Cette feuille ose te porter une chaînette qui, tout accoutumée à la souplesse, aspire à se plier autour de ton col avec mille petits enlacements.

Accorde à la follette son désir ; il est plein d’innocence, il n’est point téméraire : le jour, c’est une petite parure, et, le soir, tu la jettes à l’écart.

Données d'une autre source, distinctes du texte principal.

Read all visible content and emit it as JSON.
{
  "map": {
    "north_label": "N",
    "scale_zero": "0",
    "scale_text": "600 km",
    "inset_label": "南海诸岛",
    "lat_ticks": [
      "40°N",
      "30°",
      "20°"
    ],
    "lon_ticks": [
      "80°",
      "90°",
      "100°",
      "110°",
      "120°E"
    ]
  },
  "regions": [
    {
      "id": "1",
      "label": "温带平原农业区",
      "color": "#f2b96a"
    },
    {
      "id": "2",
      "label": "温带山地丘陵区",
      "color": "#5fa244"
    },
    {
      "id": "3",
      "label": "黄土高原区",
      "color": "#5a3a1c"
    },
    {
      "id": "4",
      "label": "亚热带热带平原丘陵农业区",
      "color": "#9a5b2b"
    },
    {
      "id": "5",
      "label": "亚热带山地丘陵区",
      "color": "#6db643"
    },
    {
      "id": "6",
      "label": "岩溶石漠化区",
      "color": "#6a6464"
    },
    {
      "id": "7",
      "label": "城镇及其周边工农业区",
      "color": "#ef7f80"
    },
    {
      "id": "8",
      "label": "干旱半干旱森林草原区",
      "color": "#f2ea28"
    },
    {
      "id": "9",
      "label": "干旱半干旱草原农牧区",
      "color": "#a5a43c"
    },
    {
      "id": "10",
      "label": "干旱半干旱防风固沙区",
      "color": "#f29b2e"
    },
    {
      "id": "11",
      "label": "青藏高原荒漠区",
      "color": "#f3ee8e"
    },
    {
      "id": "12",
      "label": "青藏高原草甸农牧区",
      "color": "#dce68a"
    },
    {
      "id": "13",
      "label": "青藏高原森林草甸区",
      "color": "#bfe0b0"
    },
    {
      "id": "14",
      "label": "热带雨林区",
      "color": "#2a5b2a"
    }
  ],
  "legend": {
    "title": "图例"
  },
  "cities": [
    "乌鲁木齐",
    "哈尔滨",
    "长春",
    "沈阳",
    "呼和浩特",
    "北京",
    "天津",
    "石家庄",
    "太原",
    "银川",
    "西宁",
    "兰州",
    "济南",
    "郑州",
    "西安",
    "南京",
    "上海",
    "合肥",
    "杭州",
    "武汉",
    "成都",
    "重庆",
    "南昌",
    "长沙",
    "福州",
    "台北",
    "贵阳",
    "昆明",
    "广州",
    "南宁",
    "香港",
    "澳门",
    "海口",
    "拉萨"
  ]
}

Mais, si quelqu’un t’apporte une autre chaîne, qui pèse davantage et serre plus étroitement, je ne saurais te blâmer, Lisette, de balancer un peu.

À Charlotte.

Au milieu du tumulte des plaisirs, des soucis et des peines, je pense à toi, Charlotte ; ils pensent à toi, les deux amis ; ils songent comme, à la paisible clarté du soir, tu nous tendis la main avec grâce, lorsque, dans les fertiles campagnes, au sein d’une magnifique nature, tu nous laissas paraître, légèrement voilés, les traits d’une belle âme.

Je suis heureux de ne t’avoir pas méconnue, et, dès la première heure, avec le pur langage du cœur, de t’avoir nommée une enfant bonne et sincère.

Élevés dans le silence, la retraite et la paix, nous sommes jetés tout à coup dans le monde ; mille et mille flots se jouent autour de nous ; tout nous séduit, divers objets nous plaisent, nous rebutent, et d’heure en heure le cœur balance, facile à se troubler ; nous sentons, et, ce que nous avons senti, le tourbillon du monde le rejette au loin.

Alors, je le sais, peut se glisser en nous mainte douleur, mainte espérance. Charlotte, qui connaît nos sentiments ? Charlotte, qui connaît notre cœur ? Ah ! il voudrait bien être connu, se répandre dans une âme sympathique, et, par ses épanchements, se nourrir deux fois de toutes ses joies et de toutes ses peines.